Hâlihazırda UCM Savcılığı da Filistin topraklarında işlenen suçlara dair yürüttüğü inceleme kapsamında Kasım 2024’te İsrail Başbakanı Benyamin Netanyahu ve eski Savunma Bakanı Yoav Gallant hakkında Gazze’ye yönelik saldırılardan ötürü savaş suçu ve insanlığa karşı suç ithamlarıyla tutuklama kararları çıkarmış durumda
Ancak bu kararlar gizli tutulduğundan ve İsrail Roma Statüsü’ne taraf olmadığından, somut bir icraya dönüşebilmiş değil.
2 Ekim 2025, Roma – Pro-Palestinian göstericiler Roma’daki Kolezyum yakınlarında Başbakan Meloni’nin fotoğrafı altında “soykırıma ortak” yazan bir pankart taşıyor.
Meloni hakkındaki “soykırıma ortaklık” iddiası, İtalya’daki kamuoyunda zaten yükselmiş olan tepkileri daha da alevlendirdi. Son haftalarda ülke genelinde Gazze’deki sivil kayıplara duyulan öfkeyle yüz binlerce kişi sokaklara döküldü ve hükümetin tutumunu protesto etti
22 Eylül’de sendikalar ve sivil toplum kuruluşlarının çağrısıyla düzenlenen bir günlük genel grev, İtalya tarihinin en kitlesel siyasi gösterilerinden biri oldu; farklı şehirlerde toplam 2 milyonu aşkın kişi Gazze’ye destek için yürüdü
Gösterilerde Meloni hükümetini hedef alan sloganlar atılırken, eylemcilerin “Meloni – soykırıma ortak” yazılı pankart ve dövizler taşıdığı görüldü
Başbakan Meloni ise protestolarda kendisine yöneltilen “eline kan bulaştı” ve “soykırımın suç ortağı” gibi suçlamaları sert bir dille reddetti.
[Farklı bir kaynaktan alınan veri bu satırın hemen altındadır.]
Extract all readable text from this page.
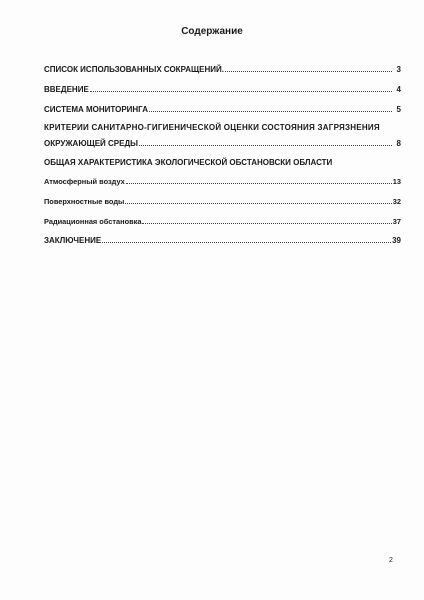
Содержание
СПИСОК ИСПОЛЬЗОВАННЫХ СОКРАЩЕНИЙ.	3
ВВЕДЕНИЕ	4
СИСТЕМА МОНИТОРИНГА	5
КРИТЕРИИ САНИТАРНО-ГИГИЕНИЧЕСКОЙ ОЦЕНКИ СОСТОЯНИЯ ЗАГРЯЗНЕНИЯ
ОКРУЖАЮЩЕЙ СРЕДЫ	8
ОБЩАЯ ХАРАКТЕРИСТИКА ЭКОЛОГИЧЕСКОЙ ОБСТАНОВСКИ ОБЛАСТИ
Атмосферный воздух	13
Поверхностные воды	32
Радиационная обстановка	37
ЗАКЛЮЧЕНИЕ	39
2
Muhalif kesimleri kasıtlı provokasyonla suçlayan Meloni, bu ifadelerin “propaganda uğruna anlamlarının yitirilmesinden” endişe duyduğunu belirterek yaşananlara “şaşkınlık içinde” olduğunu dile getirdi
Benzer şekilde, hakkında suç duyurusunda bulunulan Leonardo firmasının CEO’su Roberto Cingolani de iddiaları “çok ağır bir iftira” olarak nitelendirdi
Uluslararası Ceza Mahkemesi cephesinden ise konuya dair henüz bir açıklama gelmedi
Lahey merkezli mahkemenin, bireyler veya sivil organizasyonlar tarafından iletilen bu tür şikâyet dilekçelerini ön inceleme kapsamında “iletişim” olarak kayda alıp değerlendirdiği biliniyor. İtalya, Roma Statüsü’ne taraf bir ülke olduğu için prensipte UCM’nin İtalyan vatandaşları hakkında yargı yetkisi bulunuyor. Bununla birlikte, görevdeki bir Batı ülkesinin liderinin soykırıma ortaklık gibi ağır bir suçlama ile karşı karşıya kalması emsalsiz bir durum olduğundan (Meloni’nin ifadesiyle, “dünyada başka bir örneği yok”
), başvurunun akıbeti belirsiz. Şikâyeti sunan hukukçular grubu, UCM Başsavcılığı’nın durumu titizlikle inceleyerek Meloni ve diğer İtalyan yetkililer hakkında soykırım suçlamasıyla resmi bir soruşturma açmasını talep ediyor. Mahkemenin önümüzdeki günlerde bu sıra dışı başvuruya nasıl yanıt vereceği uluslararası kamuoyu tarafından yakından takip edilecek.